Monday, July 24, 2017

Disgusting Queensland police show no regard for the law



<i>They hate it that they don't have a total monopoly on gun ownership</i>

FOR a Justice of the Peace, Gympie gun dealer Ron Owen has had a lot of run-ins with the police. This month he further increased his lead over all rivals for the self anointed title, "most charged innocent man in Queensland." Claiming to have faced more than 2850 charges, he says he has beaten them all.

The Gympie Times reports that on Thursday Ron Owen revealed that he had now received one more vindication, when police withdrew an assault charge involving a person Mr Owen claimed was lawfully removed from his McMahon Rd gun shop.

The defence was that he acted lawfully, but that police did not when an officer seized the shop’s CCTV footage.

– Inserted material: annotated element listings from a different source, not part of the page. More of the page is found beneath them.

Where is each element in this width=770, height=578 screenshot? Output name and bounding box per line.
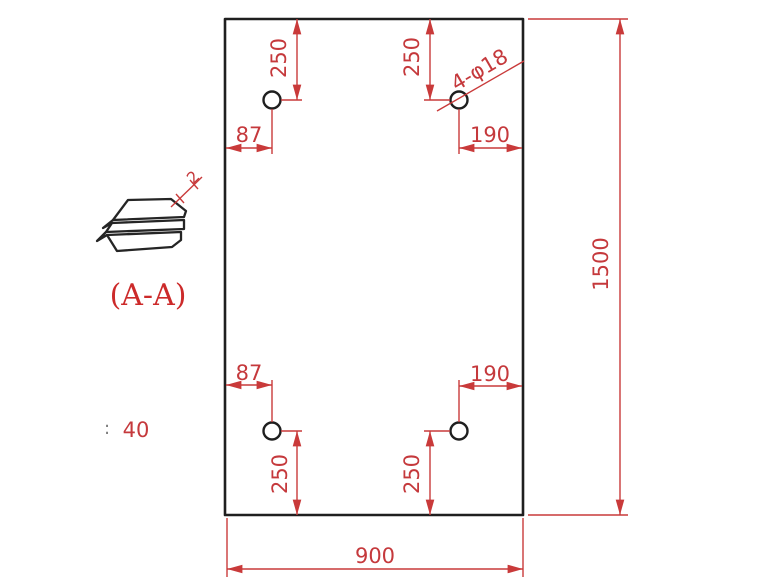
dim-label-1500: 1500	[589, 237, 613, 290]
dim-label-bottom-right-250: 250	[400, 454, 424, 494]
section-title: (A-A)	[110, 278, 187, 313]
note-value: 40	[123, 418, 150, 442]
dim-overall-width: 900	[227, 518, 523, 577]
dim-label-bottom-left-250: 250	[268, 454, 292, 494]
dim-label-top-left-250: 250	[267, 38, 291, 78]
drawing-svg: 250 250 87 190 4-φ18 87	[0, 0, 770, 578]
drawing-canvas: 250 250 87 190 4-φ18 87	[0, 0, 770, 578]
section-slat-middle	[106, 220, 184, 232]
dim-top-right-horizontal: 190	[459, 109, 522, 154]
dim-top-left-horizontal: 87	[226, 109, 272, 154]
dim-overall-height: 1500	[528, 19, 628, 515]
section-sketch	[97, 199, 186, 251]
note-40: : 40	[104, 418, 149, 442]
hole-top-left	[264, 92, 281, 109]
dim-bottom-right-horizontal: 190	[459, 362, 522, 422]
section-break-notch-lower	[97, 232, 107, 241]
dim-top-left-vertical: 250	[267, 19, 302, 100]
dim-label-top-right-250: 250	[400, 37, 424, 77]
dim-label-bottom-190: 190	[470, 362, 510, 386]
dim-label-top-190: 190	[470, 123, 510, 147]
section-thickness-dim: 2	[171, 167, 203, 207]
note-colon: :	[104, 418, 110, 439]
dim-bottom-left-vertical: 250	[268, 431, 302, 515]
section-thickness-label: 2	[183, 167, 204, 188]
dim-bottom-left-horizontal: 87	[226, 361, 272, 422]
section-slat-bottom	[107, 232, 181, 251]
dim-bottom-right-vertical: 250	[400, 431, 450, 515]
dim-top-right-vertical: 250	[400, 19, 450, 100]
dim-label-top-87: 87	[236, 123, 263, 147]
dim-label-bottom-87: 87	[236, 361, 263, 385]
hole-bottom-left	[264, 423, 281, 440]
dim-label-900: 900	[355, 544, 395, 568]
hole-callout-label: 4-φ18	[447, 44, 512, 96]
hole-bottom-right	[451, 423, 468, 440]
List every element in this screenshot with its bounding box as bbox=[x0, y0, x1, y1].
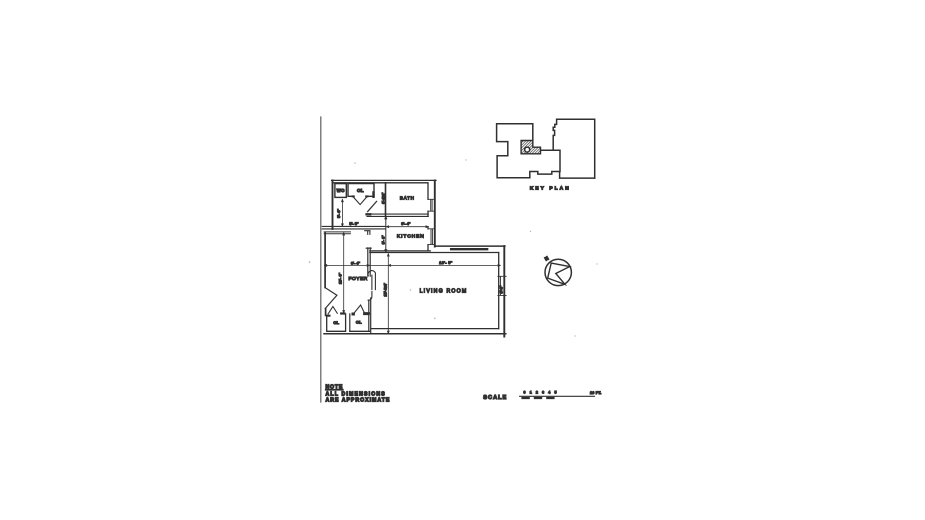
svg-text:CL: CL bbox=[356, 319, 362, 324]
svg-text:CL: CL bbox=[333, 320, 339, 325]
svg-text:3: 3 bbox=[542, 391, 544, 395]
svg-text:5'- 5": 5'- 5" bbox=[349, 221, 359, 226]
svg-text:SCALE: SCALE bbox=[483, 395, 507, 401]
svg-text:18'- 5": 18'- 5" bbox=[439, 260, 453, 265]
svg-text:5: 5 bbox=[555, 391, 557, 395]
svg-text:2: 2 bbox=[536, 391, 538, 395]
svg-text:4: 4 bbox=[548, 391, 550, 395]
svg-text:LIVING ROOM: LIVING ROOM bbox=[420, 288, 468, 294]
svg-text:10'- 0": 10'- 0" bbox=[337, 272, 342, 284]
svg-text:0: 0 bbox=[524, 391, 526, 395]
svg-text:1: 1 bbox=[530, 391, 532, 395]
svg-text:ARE APPROXIMATE: ARE APPROXIMATE bbox=[326, 397, 391, 403]
svg-text:10 FT.: 10 FT. bbox=[590, 391, 602, 395]
svg-text:3'-1¾": 3'-1¾" bbox=[380, 192, 385, 204]
svg-text:KEY PLAN: KEY PLAN bbox=[530, 185, 571, 191]
svg-text:8'- 8": 8'- 8" bbox=[381, 235, 386, 245]
svg-text:3'-0": 3'-0" bbox=[499, 285, 504, 294]
svg-text:FOYER: FOYER bbox=[349, 276, 368, 282]
svg-text:NOTE: NOTE bbox=[326, 385, 344, 391]
svg-text:15'-3¾": 15'-3¾" bbox=[383, 282, 388, 296]
svg-text:CL: CL bbox=[357, 188, 364, 193]
svg-text:WC: WC bbox=[337, 188, 345, 193]
svg-text:BATH: BATH bbox=[400, 195, 415, 200]
svg-text:9'- 4": 9'- 4" bbox=[401, 221, 411, 226]
svg-text:5'- 3": 5'- 3" bbox=[336, 208, 341, 218]
svg-text:6'- 4": 6'- 4" bbox=[351, 261, 361, 266]
svg-text:KITCHEN: KITCHEN bbox=[397, 234, 425, 240]
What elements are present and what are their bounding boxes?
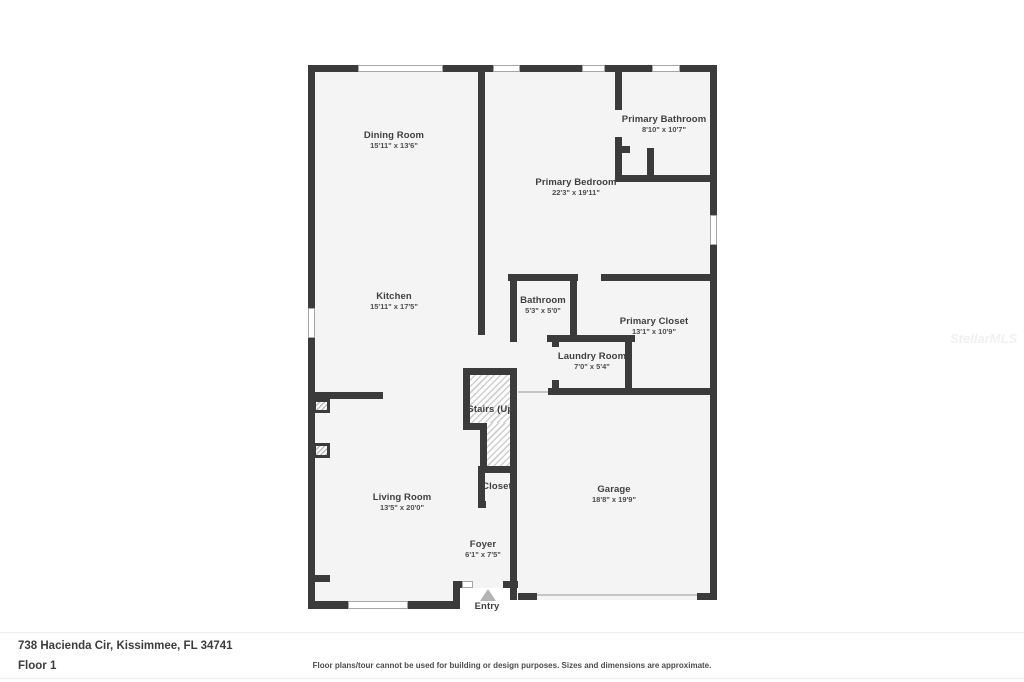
room-label-stairs: Stairs (Up) bbox=[467, 404, 516, 415]
wall bbox=[615, 65, 622, 110]
room-label-garage: Garage 18'8" x 19'9" bbox=[592, 484, 636, 505]
wall bbox=[510, 274, 517, 342]
footer-disclaimer: Floor plans/tour cannot be used for buil… bbox=[0, 661, 1024, 670]
watermark: StellarMLS bbox=[950, 331, 1017, 346]
room-label-bathroom: Bathroom 5'3" x 5'0" bbox=[520, 295, 566, 316]
wall bbox=[548, 388, 717, 395]
room-label-foyer: Foyer 6'1" x 7'5" bbox=[465, 539, 501, 560]
wall-niche bbox=[313, 443, 330, 458]
wall-niche bbox=[313, 399, 330, 413]
wall bbox=[463, 423, 487, 430]
wall bbox=[308, 338, 315, 609]
wall bbox=[697, 593, 717, 600]
wall bbox=[615, 175, 717, 182]
room-label-living-room: Living Room 13'5" x 20'0" bbox=[373, 492, 432, 513]
wall bbox=[552, 335, 559, 347]
wall bbox=[308, 65, 358, 72]
wall bbox=[463, 368, 517, 375]
floor-plan: Dining Room 15'11" x 13'6" Primary Bathr… bbox=[0, 0, 1024, 682]
room-label-primary-closet: Primary Closet 13'1" x 10'9" bbox=[620, 316, 688, 337]
wall bbox=[308, 575, 330, 582]
wall bbox=[463, 368, 470, 430]
room-label-dining-room: Dining Room 15'11" x 13'6" bbox=[364, 130, 424, 151]
room-label-primary-bedroom: Primary Bedroom 22'3" x 19'11" bbox=[535, 177, 616, 198]
window bbox=[462, 581, 473, 588]
wall bbox=[478, 65, 485, 335]
wall bbox=[520, 65, 582, 72]
door-threshold bbox=[518, 391, 548, 393]
window bbox=[652, 65, 680, 72]
garage-door-line bbox=[537, 594, 697, 596]
window bbox=[308, 308, 315, 338]
room-label-laundry-room: Laundry Room 7'0" x 5'4" bbox=[558, 351, 626, 372]
room-label-entry: Entry bbox=[475, 601, 500, 612]
stairs-hatch bbox=[470, 375, 510, 423]
stairs-hatch bbox=[487, 423, 510, 466]
wall bbox=[710, 245, 717, 600]
wall bbox=[478, 501, 486, 508]
wall bbox=[622, 146, 630, 153]
wall bbox=[480, 466, 517, 473]
window bbox=[348, 601, 408, 609]
wall bbox=[605, 65, 652, 72]
room-label-primary-bathroom: Primary Bathroom 8'10" x 10'7" bbox=[622, 114, 706, 135]
wall bbox=[601, 274, 710, 281]
footer-address: 738 Hacienda Cir, Kissimmee, FL 34741 bbox=[18, 640, 233, 652]
wall bbox=[710, 65, 717, 215]
footer-bottom-line bbox=[0, 678, 1024, 679]
wall bbox=[308, 65, 315, 308]
room-label-closet: Closet bbox=[482, 481, 512, 492]
wall bbox=[570, 274, 577, 342]
footer-divider bbox=[0, 632, 1024, 633]
wall bbox=[443, 65, 493, 72]
window bbox=[493, 65, 520, 72]
wall bbox=[510, 335, 517, 342]
entry-arrow-icon bbox=[480, 589, 496, 601]
window bbox=[710, 215, 717, 245]
wall bbox=[518, 593, 537, 600]
wall bbox=[508, 274, 578, 281]
wall bbox=[308, 392, 383, 399]
window bbox=[582, 65, 605, 72]
floorplan-page: { "plan": { "rooms": [ {"name": "Dining … bbox=[0, 0, 1024, 682]
wall bbox=[308, 601, 348, 609]
room-label-kitchen: Kitchen 15'11" x 17'5" bbox=[370, 291, 418, 312]
window bbox=[358, 65, 443, 72]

Mr Owen says the would-be customer had become agitated at the time staff took to finalise a eight-month old lay-by, so much so that Mr Owen refunded payments, rather than take responsibility for arming him. Yesterday Mr Owen said police wrote to him this week, saying the charge had been withdrawn.

But Mr Owen insists it is not a case of him beating the law. It has always been, he says, a case of the law protecting the citizen against sometimes mistaken agents of the state.

Some of his trouble started years ago, when he published a recipe for black powder, something which he says could also be found in the Encyclopaedia Britannica.

Then came the gun de-activation case, in which he was charged with de-activating guns other than by approved methods.

He made history (and The Gympie Times front page) by re-activating an approved replica in less than 15 minutes, at the bar table of the Gympie Magistrates Court, armed only with a screwdriver and pliers. The witness forced to acknowledge his point was the head of police Ballistics.

"I would have done it quicker if I’d remembered to put the firing pin back in the first time," Mr Owen said later. "And did you notice I didn’t use the pliers?"

Then came the gun buyback in which he proved, using data from police computers (purchased second hand at a police auction), that he was being paid less than anyone else for "millions of dollars worth of gun parts."

An attempt was once also made to cancel his gun dealer’s licence.

Once, after civil action in which police were ordered to pay costs, he says he had to take further action to force payment. At one point he and his family were offered witness protection by the then Criminal Justice Commission.

He refused, because it would have silenced him.

He wonders how many others, without such generous legal support, have suffered serious injustice.